Cebri icra yolu ile alınacak alacakların kapsamında , vergi ve benzeri harç, resim, idari vergi cezaları ve
gecikme zam ve faizlerini kamu gücüne dayanılarak alınan diğer gelirleridir. Vergi dairesi, idare, tahsil
dairesi olarak doğrudan doğruya harekete geçerek vergi alacağını ve vergi cezalarını takip etmekte ve
cebren tahsil yoluyla alacaklarını tahsil etmektedir. Buna Resen icra yetkisi denir.
Vergi hukukunda cebri icra, devletin kamu gücüne dayanan gelirlerinin zor kullanılarak tahsil edilmesidir.
Bu kuralları inceleyen vergi hukukunun alt kolu için “vergi icra hukuku” kavramı kullanılmaktadır.
Vergi hukukunda cebri icra süreci:
Güvence önlemleri
Cebren tahsil olmak üzere iki başlık altında incelenir.
Güvence önlemleri:
Teminat, İhtiyati haciz,
İhtiyati tahakkuk, Rüçhan hakkı, Tasarrufların iptali işlemleridir.
Cebren tahsil işlemleri ise
Teminatın paraya çevrilmesi,
Haciz, İflastır. Vergi Alacağı İçin Güvence Önlemleri
Teminat
Teminat, kaçakçılık fiillerinin tespiti, vergi ziyaı cezasının kesilme işlemlerine başlanılması hâllerinde
istenir. Yükümlünün Türkiye’de yerleşim yerinin olmaması yanında hareketlerinin vergi alacağının
tehlikede olduğunu göstermesi hâllerinde idarenin takdiri ile istenebilir.
Teminat olarak şunlar gösterilebilir;
Para,
Bankalar ve özel finans kurumları tarafından verilen süresiz teminat mektupları, Hazine Müsteşarlığı’nca çıkarılan devlet iç borçlanma senetleri veya bu senetler yerine
düzenlenen belgeler,
Hükümetçe belli edilecek milli esham (hisse senetleri) ve tahviller (borç senetleri) (bu hisse
senedi ve tahviller, teminatın kabul edilmesine en yakın borsa cetvelleri üzerinden %15
noksanıyla değerlendirilir),
İlgililer veya ilgililer lehine üçüncü kişiler tarafından gösterilen ve alacaklı kamu idarelerince haciz
varakalarına (haciz belgesi) dayanılarak haczedilen menkul ve gayrimenkul mallardır.

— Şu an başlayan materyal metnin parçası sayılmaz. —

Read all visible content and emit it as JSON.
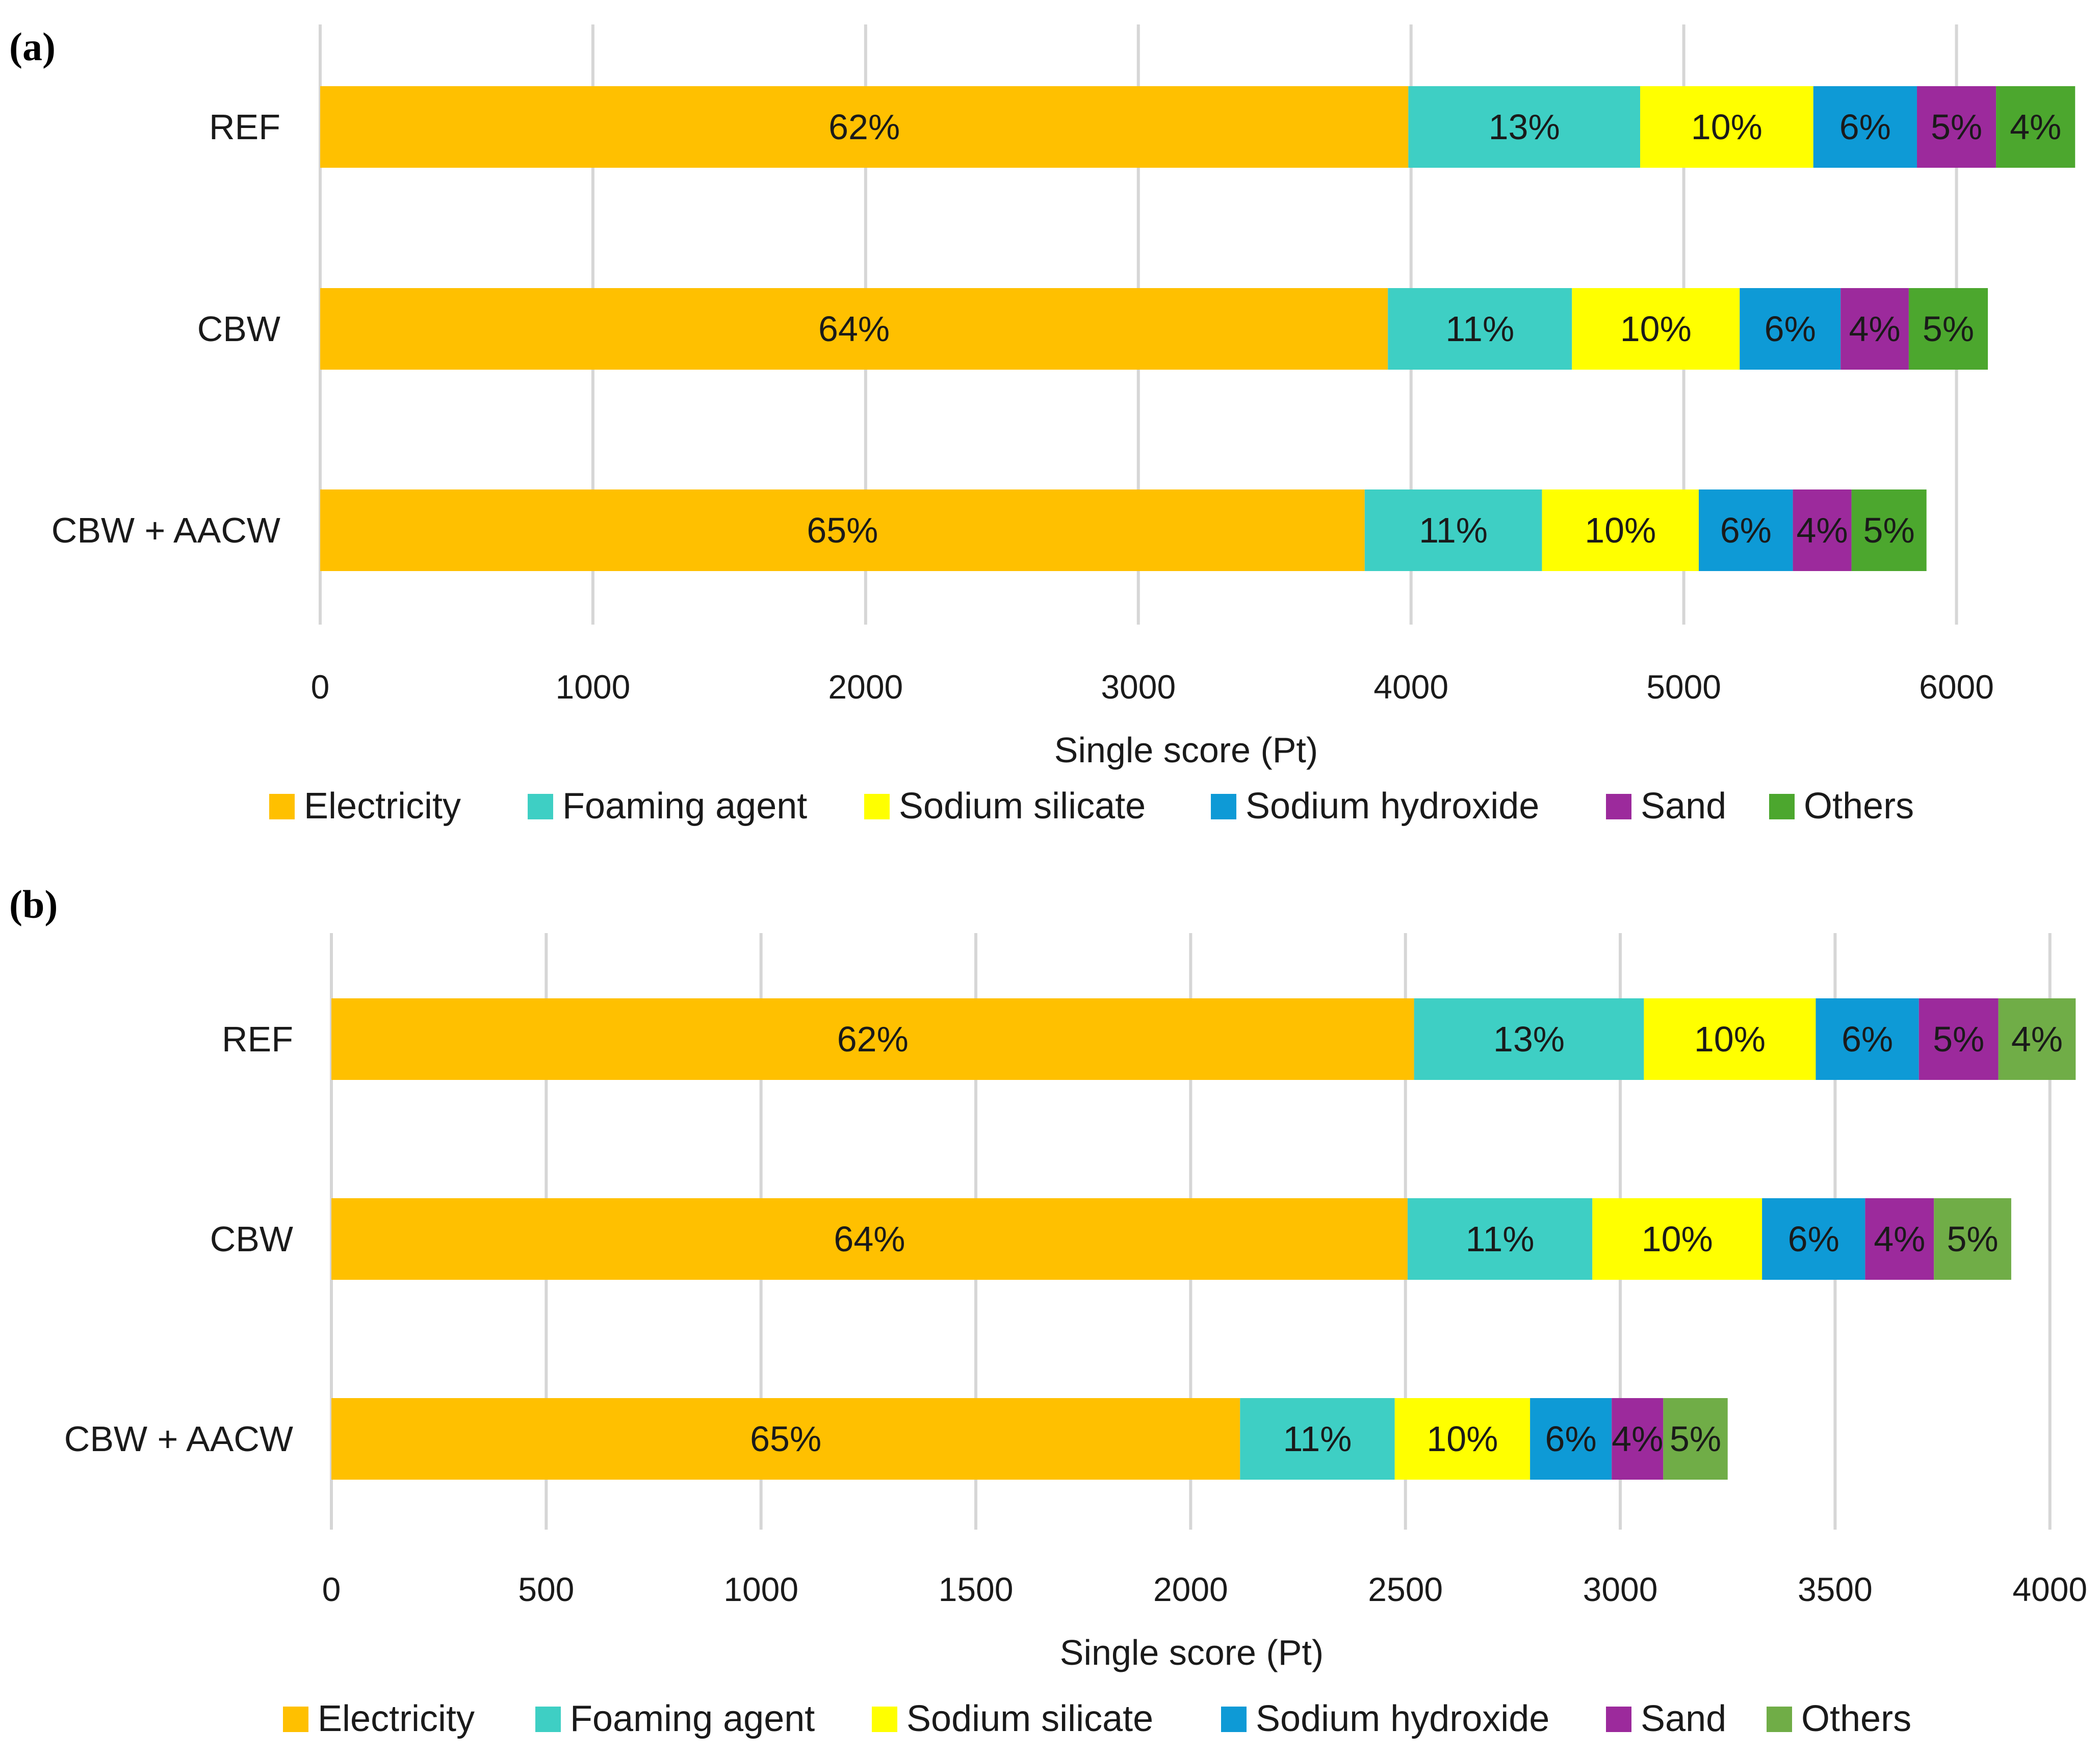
{
  "chart_data": [
    {
      "panel_label": "(a)",
      "type": "bar",
      "orientation": "horizontal",
      "stacked": true,
      "xlabel": "Single score (Pt)",
      "ylabel": "",
      "xlim": [
        0,
        6500
      ],
      "xticks": [
        0,
        1000,
        2000,
        3000,
        4000,
        5000,
        6000
      ],
      "grid": true,
      "legend": "bottom",
      "categories": [
        "REF",
        "CBW",
        "CBW + AACW"
      ],
      "series": [
        {
          "name": "Electricity",
          "color": "#FFC000",
          "values": [
            3990,
            3915,
            3830
          ],
          "labels": [
            "62%",
            "64%",
            "65%"
          ]
        },
        {
          "name": "Foaming agent",
          "color": "#3ECFC4",
          "values": [
            850,
            675,
            650
          ],
          "labels": [
            "13%",
            "11%",
            "11%"
          ]
        },
        {
          "name": "Sodium silicate",
          "color": "#FFFF00",
          "values": [
            635,
            615,
            575
          ],
          "labels": [
            "10%",
            "10%",
            "10%"
          ]
        },
        {
          "name": "Sodium hydroxide",
          "color": "#0E9AD6",
          "values": [
            380,
            370,
            345
          ],
          "labels": [
            "6%",
            "6%",
            "6%"
          ]
        },
        {
          "name": "Sand",
          "color": "#9C2A9C",
          "values": [
            290,
            250,
            215
          ],
          "labels": [
            "5%",
            "4%",
            "4%"
          ]
        },
        {
          "name": "Others",
          "color": "#4CA72E",
          "values": [
            290,
            290,
            275
          ],
          "labels": [
            "4%",
            "5%",
            "5%"
          ]
        }
      ]
    },
    {
      "panel_label": "(b)",
      "type": "bar",
      "orientation": "horizontal",
      "stacked": true,
      "xlabel": "Single score (Pt)",
      "ylabel": "",
      "xlim": [
        0,
        4100
      ],
      "xticks": [
        0,
        500,
        1000,
        1500,
        2000,
        2500,
        3000,
        3500,
        4000
      ],
      "grid": true,
      "legend": "bottom",
      "categories": [
        "REF",
        "CBW",
        "CBW + AACW"
      ],
      "series": [
        {
          "name": "Electricity",
          "color": "#FFC000",
          "values": [
            2520,
            2505,
            2115
          ],
          "labels": [
            "62%",
            "64%",
            "65%"
          ]
        },
        {
          "name": "Foaming agent",
          "color": "#3ECFC4",
          "values": [
            535,
            430,
            360
          ],
          "labels": [
            "13%",
            "11%",
            "11%"
          ]
        },
        {
          "name": "Sodium silicate",
          "color": "#FFFF00",
          "values": [
            400,
            395,
            315
          ],
          "labels": [
            "10%",
            "10%",
            "10%"
          ]
        },
        {
          "name": "Sodium hydroxide",
          "color": "#0E9AD6",
          "values": [
            240,
            240,
            190
          ],
          "labels": [
            "6%",
            "6%",
            "6%"
          ]
        },
        {
          "name": "Sand",
          "color": "#9C2A9C",
          "values": [
            185,
            160,
            120
          ],
          "labels": [
            "5%",
            "4%",
            "4%"
          ]
        },
        {
          "name": "Others",
          "color": "#70AD47",
          "values": [
            180,
            180,
            150
          ],
          "labels": [
            "4%",
            "5%",
            "5%"
          ]
        }
      ]
    }
  ]
}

Yukarıdaki şekilde teminat sağlayamayanlar, muteber bir kişiyi müteselsil kefil ve müşterek müteselsil
borçlu gösterebilir. Bu kişiyi kabul edip etmemekte alacaklı tahsil dairesi serbesttir. Kefalet, borç sözleşmelerinin özel türlerinden biridir. Bu sözleşme ile kefil, borçlunun borcuna karşılık
olarak alacaklıya borcu ödeyeceğini taahhüt etmektedir.
11
Şahsi kefil göstermeyi gerektiren neden iki tanedir:
Vergi borçlusunun teminat göstermesini gerektiren nedenlerden birinin olması, Vergi borçlusunun teminat gösterememesi veya gösterdiği teminatın kabul edilmemesidir.

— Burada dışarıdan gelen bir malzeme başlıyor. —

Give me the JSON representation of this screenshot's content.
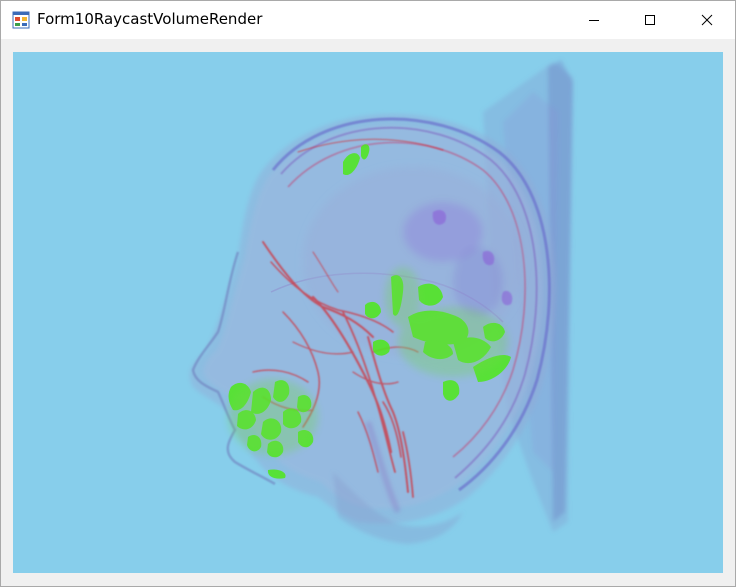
{
  "window": {
    "title": "Form10RaycastVolumeRender",
    "icon": "windows-form-icon",
    "controls": [
      "minimize-icon",
      "maximize-icon",
      "close-icon"
    ]
  },
  "render_panel": {
    "background": "#87ceeb",
    "content": "volume-render-head"
  },
  "colors": {
    "background": "#87ceeb",
    "vessel": "#d0303a",
    "highlight": "#4ee81a",
    "soft_tissue": "#7f8fc8",
    "violet": "#8a5ad8"
  }
}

Şahsi kefilin kabulünün şartları şunlardır: Şahsi kefilin toplumda itibarlı kişi olması gerekir, Ekonomik gücü ve mali durumunun kefil olmaya elverişli olması gerekir.
Kefil gösterme işlemi şöyle gerçekleşir. Tahsil dairesi tarafından kabul edileceği belirtilen kefil ile borçlu
arasında noter huzurunda kefalet sözleşmesi düzenlenir.

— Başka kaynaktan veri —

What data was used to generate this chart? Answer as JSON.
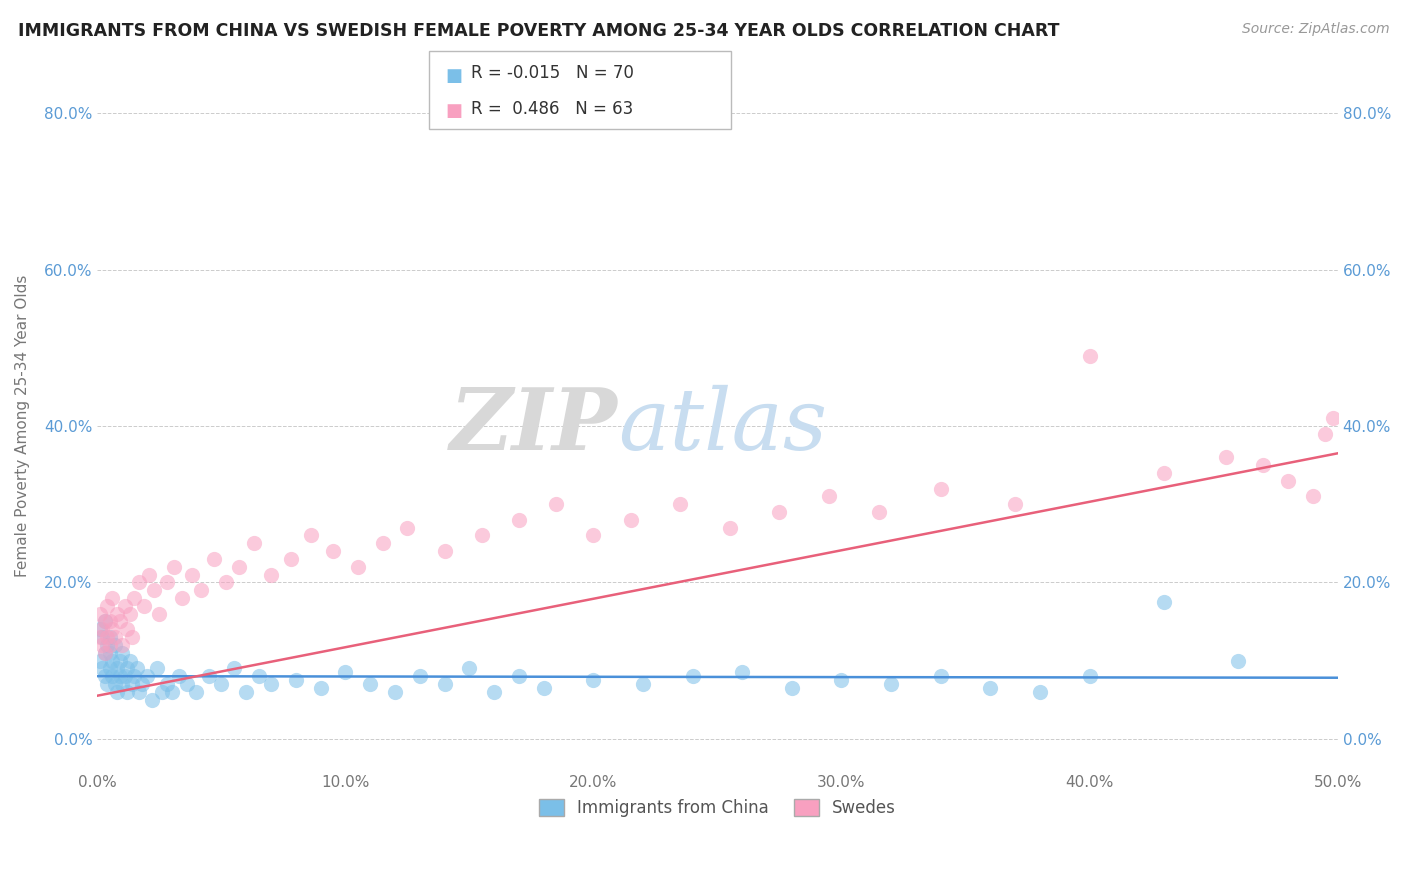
{
  "title": "IMMIGRANTS FROM CHINA VS SWEDISH FEMALE POVERTY AMONG 25-34 YEAR OLDS CORRELATION CHART",
  "source": "Source: ZipAtlas.com",
  "ylabel": "Female Poverty Among 25-34 Year Olds",
  "xlim": [
    0.0,
    0.5
  ],
  "ylim": [
    -0.04,
    0.84
  ],
  "xticks": [
    0.0,
    0.1,
    0.2,
    0.3,
    0.4,
    0.5
  ],
  "xticklabels": [
    "0.0%",
    "10.0%",
    "20.0%",
    "30.0%",
    "40.0%",
    "50.0%"
  ],
  "yticks": [
    0.0,
    0.2,
    0.4,
    0.6,
    0.8
  ],
  "yticklabels": [
    "0.0%",
    "20.0%",
    "40.0%",
    "60.0%",
    "80.0%"
  ],
  "legend_blue_label": "Immigrants from China",
  "legend_pink_label": "Swedes",
  "R_blue": -0.015,
  "N_blue": 70,
  "R_pink": 0.486,
  "N_pink": 63,
  "blue_color": "#7bbfe8",
  "pink_color": "#f8a0c0",
  "blue_line_color": "#4a90d9",
  "pink_line_color": "#e8607a",
  "watermark_zip": "ZIP",
  "watermark_atlas": "atlas",
  "blue_scatter_x": [
    0.001,
    0.001,
    0.002,
    0.002,
    0.003,
    0.003,
    0.003,
    0.004,
    0.004,
    0.005,
    0.005,
    0.005,
    0.006,
    0.006,
    0.007,
    0.007,
    0.008,
    0.008,
    0.009,
    0.009,
    0.01,
    0.01,
    0.011,
    0.012,
    0.012,
    0.013,
    0.014,
    0.015,
    0.016,
    0.017,
    0.018,
    0.02,
    0.022,
    0.024,
    0.026,
    0.028,
    0.03,
    0.033,
    0.036,
    0.04,
    0.045,
    0.05,
    0.055,
    0.06,
    0.065,
    0.07,
    0.08,
    0.09,
    0.1,
    0.11,
    0.12,
    0.13,
    0.14,
    0.15,
    0.16,
    0.17,
    0.18,
    0.2,
    0.22,
    0.24,
    0.26,
    0.28,
    0.3,
    0.32,
    0.34,
    0.36,
    0.38,
    0.4,
    0.43,
    0.46
  ],
  "blue_scatter_y": [
    0.14,
    0.1,
    0.13,
    0.09,
    0.11,
    0.08,
    0.15,
    0.12,
    0.07,
    0.09,
    0.11,
    0.13,
    0.08,
    0.1,
    0.07,
    0.12,
    0.09,
    0.06,
    0.08,
    0.1,
    0.07,
    0.11,
    0.08,
    0.09,
    0.06,
    0.1,
    0.07,
    0.08,
    0.09,
    0.06,
    0.07,
    0.08,
    0.05,
    0.09,
    0.06,
    0.07,
    0.06,
    0.08,
    0.07,
    0.06,
    0.08,
    0.07,
    0.09,
    0.06,
    0.08,
    0.07,
    0.075,
    0.065,
    0.085,
    0.07,
    0.06,
    0.08,
    0.07,
    0.09,
    0.06,
    0.08,
    0.065,
    0.075,
    0.07,
    0.08,
    0.085,
    0.065,
    0.075,
    0.07,
    0.08,
    0.065,
    0.06,
    0.08,
    0.175,
    0.1
  ],
  "pink_scatter_x": [
    0.001,
    0.001,
    0.002,
    0.002,
    0.003,
    0.003,
    0.004,
    0.004,
    0.005,
    0.005,
    0.006,
    0.006,
    0.007,
    0.008,
    0.009,
    0.01,
    0.011,
    0.012,
    0.013,
    0.014,
    0.015,
    0.017,
    0.019,
    0.021,
    0.023,
    0.025,
    0.028,
    0.031,
    0.034,
    0.038,
    0.042,
    0.047,
    0.052,
    0.057,
    0.063,
    0.07,
    0.078,
    0.086,
    0.095,
    0.105,
    0.115,
    0.125,
    0.14,
    0.155,
    0.17,
    0.185,
    0.2,
    0.215,
    0.235,
    0.255,
    0.275,
    0.295,
    0.315,
    0.34,
    0.37,
    0.4,
    0.43,
    0.455,
    0.47,
    0.48,
    0.49,
    0.495,
    0.498
  ],
  "pink_scatter_y": [
    0.13,
    0.16,
    0.14,
    0.12,
    0.15,
    0.11,
    0.13,
    0.17,
    0.12,
    0.15,
    0.14,
    0.18,
    0.13,
    0.16,
    0.15,
    0.12,
    0.17,
    0.14,
    0.16,
    0.13,
    0.18,
    0.2,
    0.17,
    0.21,
    0.19,
    0.16,
    0.2,
    0.22,
    0.18,
    0.21,
    0.19,
    0.23,
    0.2,
    0.22,
    0.25,
    0.21,
    0.23,
    0.26,
    0.24,
    0.22,
    0.25,
    0.27,
    0.24,
    0.26,
    0.28,
    0.3,
    0.26,
    0.28,
    0.3,
    0.27,
    0.29,
    0.31,
    0.29,
    0.32,
    0.3,
    0.49,
    0.34,
    0.36,
    0.35,
    0.33,
    0.31,
    0.39,
    0.41
  ]
}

Sözleşmede, tarafların kimlik bilgileri ve ne kadar vergi borcu için kefil olunduğu belirtilir. Taraflar ve
noter tarafından imzalanır. Bu sözleşme ile tahsil dairesine müracaat edilir. Kabul edilmesi hâlinde,
güvence önlemi olarak kefil gösterilmiş olur. Böylece vergi alacağı güvence altına alınmış olur.
Rüçhan Hakkı
“Rüçhan hakkı” adı verilen haciz ve iflasta kamu alacaklısına alacağın tahsili bakımından bir ayrıcalık
tanınmasıdır. Üçüncü kişilerin haciz koydurduğu bir mal paraya çevrilmeden önce kamu alacaklısı da takibe
geçtiği takdirde hacze iştirak edebilmektedir.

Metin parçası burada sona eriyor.